Le don manuel doit être déclaré à l’administration fiscale par le bénéficiaire dans le mois suivant sa réception, via le formulaire CERFA 2735-SD (déclaration de don manuel). Le formulaire précise le montant reçu, l’identité du donateur et l’affectation prévue des fonds. Pour les donations passées devant notaire, c’est l’acte authentique qui tient lieu de déclaration. L’enregistrement fiscal conditionne l’application de l’exonération exceptionnelle 2025-2026.
La loi de finances 2025 a introduit un dispositif d’exonération temporaire plafonné à 100 000 € par donateur et 300 000 € par bénéficiaire, applicable du 15 février 2025 au 31 décembre 2026. Les fonds doivent être utilisés dans les six mois suivant la donation pour acquérir un logement neuf ou en VEFA destiné à la résidence principale du donataire, ou financer des travaux de rénovation énergétique éligibles à MaPrimeRénov’. Le bien doit être conservé cinq ans minimum en résidence principale.
Lorsque la donation entre dans le cadre du dispositif d’exonération 2025-2026 et respecte ses conditions, aucun droit de donation n’est dû. Les frais se limitent alors aux éventuels émoluments du notaire si l’acte est rédigé devant lui (non obligatoire pour un don manuel par virement). Hors dispositif exceptionnel, la donation classique applique le barème du Code général des impôts après abattement de 100 000 € par enfant : les tranches vont de 5 % (jusqu’à 8 072 €) à 45 % (au-delà de 1 805 677 €).
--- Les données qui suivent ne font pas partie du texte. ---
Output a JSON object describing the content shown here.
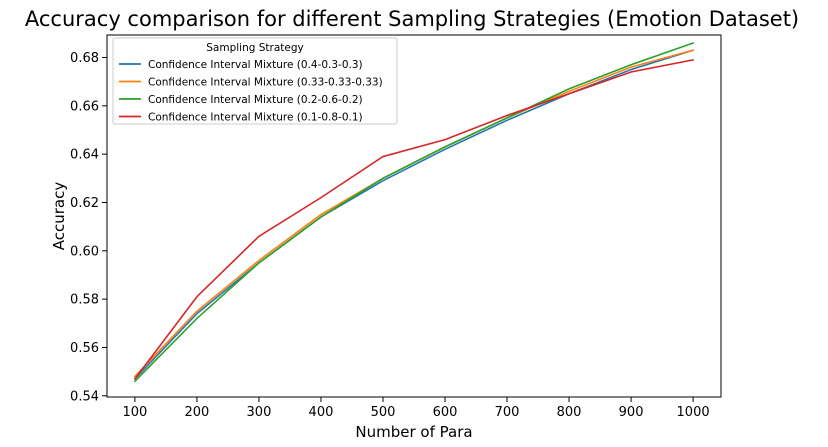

Sont éligibles les logements neufs, les biens acquis en VEFA (vente en l’état futur d’achèvement), y compris en indivision ou avec usufruit, ainsi que les biens destinés à la location longue durée en résidence principale (locataire extérieur au foyer fiscal). Sont en revanche exclus : l’achat via une SCI, les terrains à bâtir, les maisons individuelles à construire, les lots en résidences services (étudiantes, seniors, médicalisées) et les acquisitions en nue-propriété seule.
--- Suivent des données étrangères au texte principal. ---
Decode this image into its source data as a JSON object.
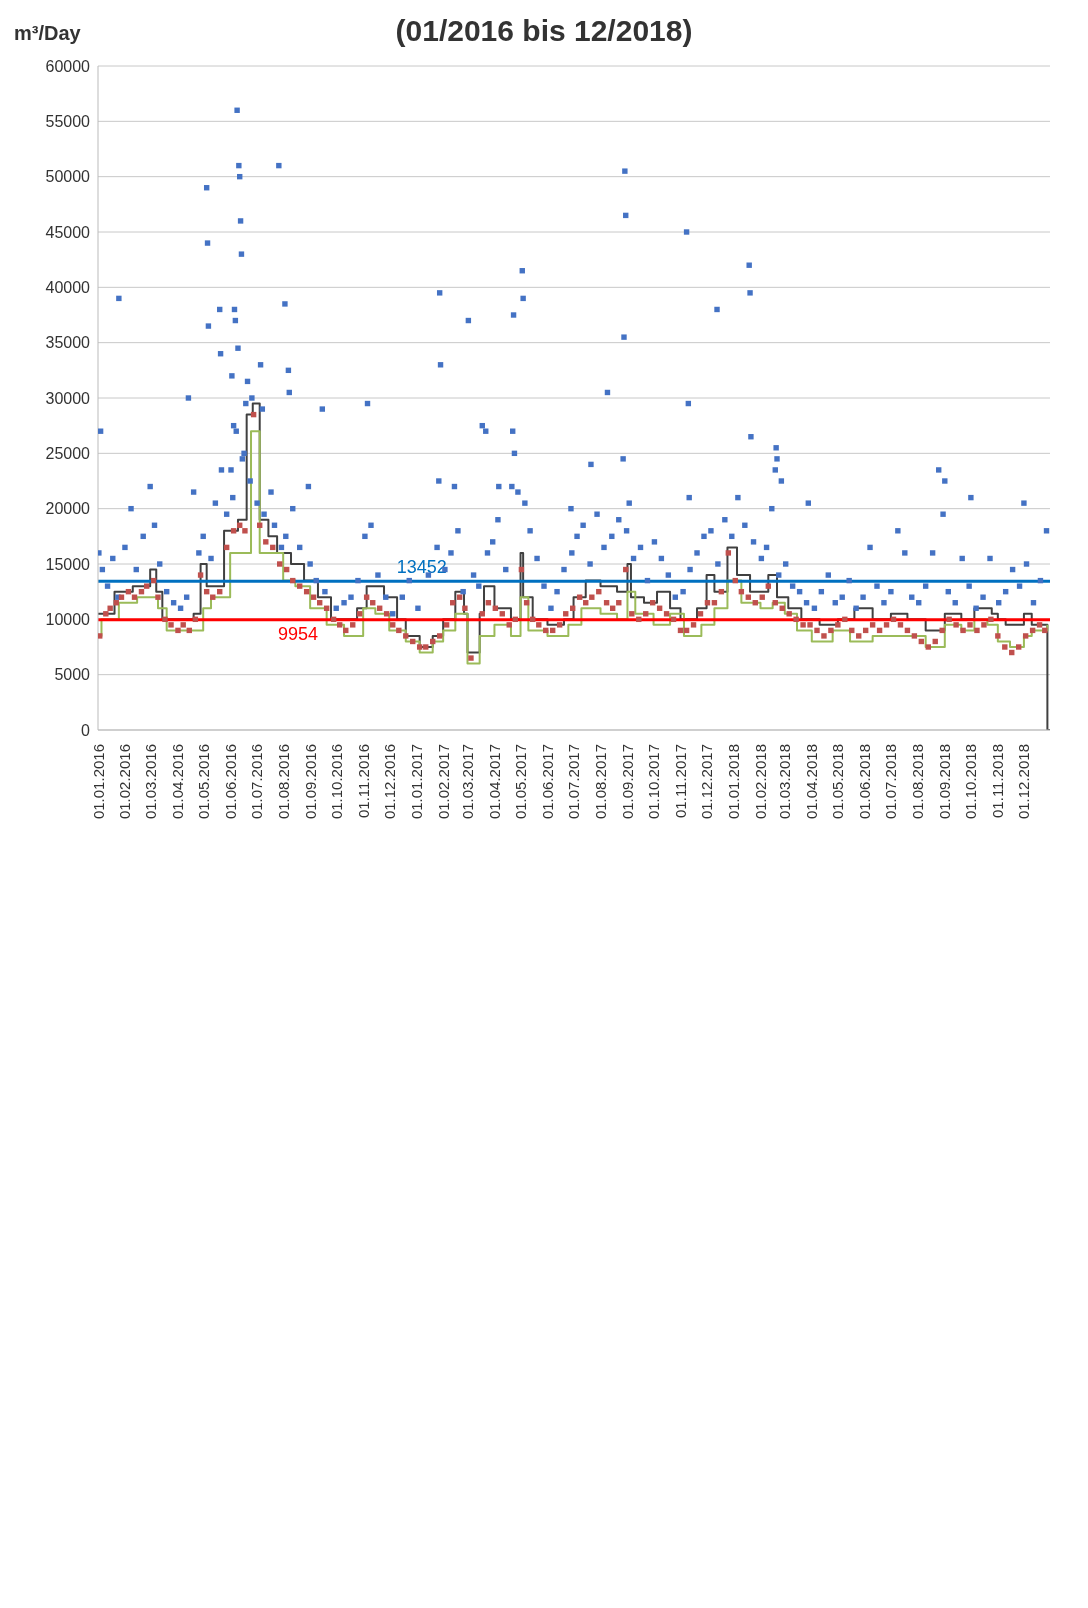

Oui, les deux dispositifs se cumulent intégralement. Un parent peut transmettre à son enfant 100 000 € au titre de l’abattement de droit commun (renouvelable tous les 15 ans), auxquels s’ajoutent jusqu’à 100 000 € supplémentaires au titre du dispositif exceptionnel 2025-2026, soit 200 000 € totalement exonérés de droits. Le cumul est également possible avec le don Sarkozy de 31 865 € (article 790 G du CGI) pour les donateurs âgés de moins de 80 ans.
En cas de non-respect des conditions (utilisation des fonds au-delà de 6 mois, occupation du bien moins de 5 ans, affectation à un bien exclu du dispositif), l’administration fiscale procède à la requalification du don en donation ordinaire. Les droits de donation sont alors calculés selon le barème normal, majorés d’intérêts de retard de 0,20 % par mois écoulé depuis la déclaration initiale. Des tolérances administratives peuvent s’appliquer dans certains cas de force majeure dûment justifiés.
Sources : Ministère de la Transition écologique, impots.gouv.fr, Code général des impôts (articles 779 et 790 G), France Rénov’ — MaPrimeRénov’.